Major refineries like PetroChina Company Limited (ADR) (NYSE:PTR) (SHA:601857) and China Petroleum & Chemical Corp (ADR) (NYSE:SNP) (HKG:0386) (Sinopec) have been suffering the impact of declining margins. Throughout 2011 and 2012, the Chinese integrated companies have been suffering hefty negative margins in their refinery business segment. This was during a time when oil prices were relatively stable, so the foremost impact on the companies’ profitability had come from decreased domestic demand.

Figure 1: Annual refinery margins in Petro China and Sinopec, 2008 to 2012

china's refinery
Source: Company Filings

China’s gross refinery margins improved

However, Platts reported that downstream margins have improved considerably since last year due to improvements in pricing mechanisms in the country. The pricing authority, National Development and Reform Commission (NDRC), has introduced a new mechanism this March that has allowed domestic oil prices to closely track the international prices of the same products.

However, the major cause of concern for refiners is still the slow economic growth in the country. According to Platts, China’s apparent oil demand growth in the first seven months of the year rose 4.2 percent YoY to average 9.86 million barrels per day (mmbpd). “In particular, refiners point to gas-oil demand, which makes up the largest slate in China’s oil product mix, as being weak,” says Platts.

Refineries have been operating below optimum levels and refinery utilization rates have been disappointing at best. “Refining capacity expansions in China have been largely on track this year although the country’s relatively weaker growth in oil demand could delay some projects and result in lower utilization rates. Up to 1.3 million b/d of additional refinery capacity had been expected to come on stream in China during 2012 and 2013,” reports Platts.

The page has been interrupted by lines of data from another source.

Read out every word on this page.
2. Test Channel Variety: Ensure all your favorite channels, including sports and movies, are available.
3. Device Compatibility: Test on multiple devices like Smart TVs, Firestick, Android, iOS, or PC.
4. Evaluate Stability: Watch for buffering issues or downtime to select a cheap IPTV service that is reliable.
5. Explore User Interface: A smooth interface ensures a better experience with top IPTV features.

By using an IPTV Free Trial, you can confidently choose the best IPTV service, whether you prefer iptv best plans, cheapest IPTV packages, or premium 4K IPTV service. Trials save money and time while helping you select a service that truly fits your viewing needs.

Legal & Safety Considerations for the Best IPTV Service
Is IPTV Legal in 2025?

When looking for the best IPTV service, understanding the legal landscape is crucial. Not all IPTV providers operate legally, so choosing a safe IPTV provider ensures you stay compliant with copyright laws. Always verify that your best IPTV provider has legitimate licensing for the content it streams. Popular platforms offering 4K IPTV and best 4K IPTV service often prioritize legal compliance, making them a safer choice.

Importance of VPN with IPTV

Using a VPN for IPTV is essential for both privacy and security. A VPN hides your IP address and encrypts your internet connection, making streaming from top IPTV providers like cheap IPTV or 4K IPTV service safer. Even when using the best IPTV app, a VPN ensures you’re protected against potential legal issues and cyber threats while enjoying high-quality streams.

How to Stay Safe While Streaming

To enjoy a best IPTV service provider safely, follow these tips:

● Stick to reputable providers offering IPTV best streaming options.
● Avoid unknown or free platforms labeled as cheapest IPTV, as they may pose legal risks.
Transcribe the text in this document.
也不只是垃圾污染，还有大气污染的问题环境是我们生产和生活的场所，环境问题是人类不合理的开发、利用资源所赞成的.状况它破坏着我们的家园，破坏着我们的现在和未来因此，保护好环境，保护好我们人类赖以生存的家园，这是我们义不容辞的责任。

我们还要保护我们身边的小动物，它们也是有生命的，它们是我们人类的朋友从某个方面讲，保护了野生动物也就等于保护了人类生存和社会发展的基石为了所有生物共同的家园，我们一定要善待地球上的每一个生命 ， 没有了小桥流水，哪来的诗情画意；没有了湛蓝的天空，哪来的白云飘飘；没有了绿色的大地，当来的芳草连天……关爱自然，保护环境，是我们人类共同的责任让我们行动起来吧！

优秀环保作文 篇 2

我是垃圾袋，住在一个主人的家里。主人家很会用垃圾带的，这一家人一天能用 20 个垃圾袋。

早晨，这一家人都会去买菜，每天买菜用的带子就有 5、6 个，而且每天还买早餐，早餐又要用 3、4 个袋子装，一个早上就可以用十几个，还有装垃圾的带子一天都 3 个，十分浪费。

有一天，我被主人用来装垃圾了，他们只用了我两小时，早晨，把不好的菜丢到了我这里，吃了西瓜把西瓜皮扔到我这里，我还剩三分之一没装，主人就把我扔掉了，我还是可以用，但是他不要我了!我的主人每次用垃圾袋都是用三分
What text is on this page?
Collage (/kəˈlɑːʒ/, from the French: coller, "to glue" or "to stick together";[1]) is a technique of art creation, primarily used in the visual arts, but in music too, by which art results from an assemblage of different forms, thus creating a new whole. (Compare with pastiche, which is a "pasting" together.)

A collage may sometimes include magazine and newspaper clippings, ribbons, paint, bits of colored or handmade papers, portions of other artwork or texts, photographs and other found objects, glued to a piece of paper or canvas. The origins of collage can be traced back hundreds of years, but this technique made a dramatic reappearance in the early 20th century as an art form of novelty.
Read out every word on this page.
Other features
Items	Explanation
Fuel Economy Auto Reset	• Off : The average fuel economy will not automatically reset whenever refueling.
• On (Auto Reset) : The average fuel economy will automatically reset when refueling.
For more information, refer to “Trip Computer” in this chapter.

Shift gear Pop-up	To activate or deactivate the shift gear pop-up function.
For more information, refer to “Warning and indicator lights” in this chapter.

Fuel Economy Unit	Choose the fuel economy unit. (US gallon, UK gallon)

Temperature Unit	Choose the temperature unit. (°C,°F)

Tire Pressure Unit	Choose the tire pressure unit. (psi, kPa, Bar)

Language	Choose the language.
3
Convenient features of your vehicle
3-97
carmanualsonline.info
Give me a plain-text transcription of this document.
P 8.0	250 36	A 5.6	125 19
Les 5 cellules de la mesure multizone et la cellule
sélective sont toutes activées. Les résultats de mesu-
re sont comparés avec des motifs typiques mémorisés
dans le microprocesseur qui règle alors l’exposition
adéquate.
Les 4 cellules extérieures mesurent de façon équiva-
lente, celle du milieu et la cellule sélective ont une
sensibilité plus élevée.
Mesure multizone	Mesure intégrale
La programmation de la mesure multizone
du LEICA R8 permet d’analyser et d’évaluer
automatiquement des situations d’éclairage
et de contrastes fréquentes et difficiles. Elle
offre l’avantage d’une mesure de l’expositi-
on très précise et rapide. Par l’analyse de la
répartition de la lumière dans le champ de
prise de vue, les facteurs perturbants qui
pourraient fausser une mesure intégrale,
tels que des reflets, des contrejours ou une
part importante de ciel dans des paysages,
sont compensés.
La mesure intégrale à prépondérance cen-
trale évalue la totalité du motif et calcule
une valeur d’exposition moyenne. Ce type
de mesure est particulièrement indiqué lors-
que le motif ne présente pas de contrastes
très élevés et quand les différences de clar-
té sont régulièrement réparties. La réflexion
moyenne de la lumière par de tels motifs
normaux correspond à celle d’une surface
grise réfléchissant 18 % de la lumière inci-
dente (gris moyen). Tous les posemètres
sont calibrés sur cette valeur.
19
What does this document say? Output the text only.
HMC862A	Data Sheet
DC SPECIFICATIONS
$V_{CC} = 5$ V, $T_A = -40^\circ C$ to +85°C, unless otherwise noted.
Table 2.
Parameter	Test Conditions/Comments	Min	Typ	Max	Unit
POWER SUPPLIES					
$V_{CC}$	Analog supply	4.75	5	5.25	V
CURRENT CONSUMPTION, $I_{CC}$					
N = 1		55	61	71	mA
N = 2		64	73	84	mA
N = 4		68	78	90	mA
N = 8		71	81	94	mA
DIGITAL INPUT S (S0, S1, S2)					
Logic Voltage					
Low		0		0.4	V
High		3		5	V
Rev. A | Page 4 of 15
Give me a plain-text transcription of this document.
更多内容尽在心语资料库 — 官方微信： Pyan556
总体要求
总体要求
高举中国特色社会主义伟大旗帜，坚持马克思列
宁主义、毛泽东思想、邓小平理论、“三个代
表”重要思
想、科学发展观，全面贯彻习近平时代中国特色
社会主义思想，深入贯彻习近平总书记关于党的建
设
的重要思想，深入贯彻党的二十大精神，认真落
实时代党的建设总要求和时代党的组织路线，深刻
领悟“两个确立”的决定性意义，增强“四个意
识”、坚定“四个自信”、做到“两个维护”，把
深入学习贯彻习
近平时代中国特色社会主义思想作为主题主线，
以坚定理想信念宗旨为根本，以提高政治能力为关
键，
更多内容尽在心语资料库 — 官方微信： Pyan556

A survey of twenty of China’s largest refineries conducted by Platts showed that the average refinery utilization fell from 83 percent last year to 80 percent between January to August 2013.

Shifts in economy affects oil

The economic environment of China has been unpredictable in recent months and the brunt of this issue has fallen on the oil refineries. Sinopec refinery throughput rose 5.2 percent YoY to 4.69 million bpd in the first half of 2013. The company booked an operating profit of CNY 213 million in the refining segment in this period, versus a CNY 18.5 billion loss in the first half of 2013. The chunk of profits for Sinopec’s refinery came in the first quarter, with the company returning to a CNY 2 billion loss in the second quarter.

Platts reported that “the average realized price for Sinopec’s major oil products fell, with gasoil prices sliding 4.1 percent YoY to CNY 7,031 per metric tonne (mt), kerosene prices falling 5.4 percent YoY to CNY 6,195 per mt, and gasoline prices slipping 3.3 percent YoY to CNY 8,450 per mt.”

Since petrochemicals chiefly fuel the modern economy, not only is the economic slowdown an indication of poor performance in the downstream sector, but the reduced profitability of the oil and gas segment as a whole is a warning for a slowing economy itself. Hence, many analysts feel that the reduced margins in the oil downstream sector is a sign that China is not on the path to recovery as yet.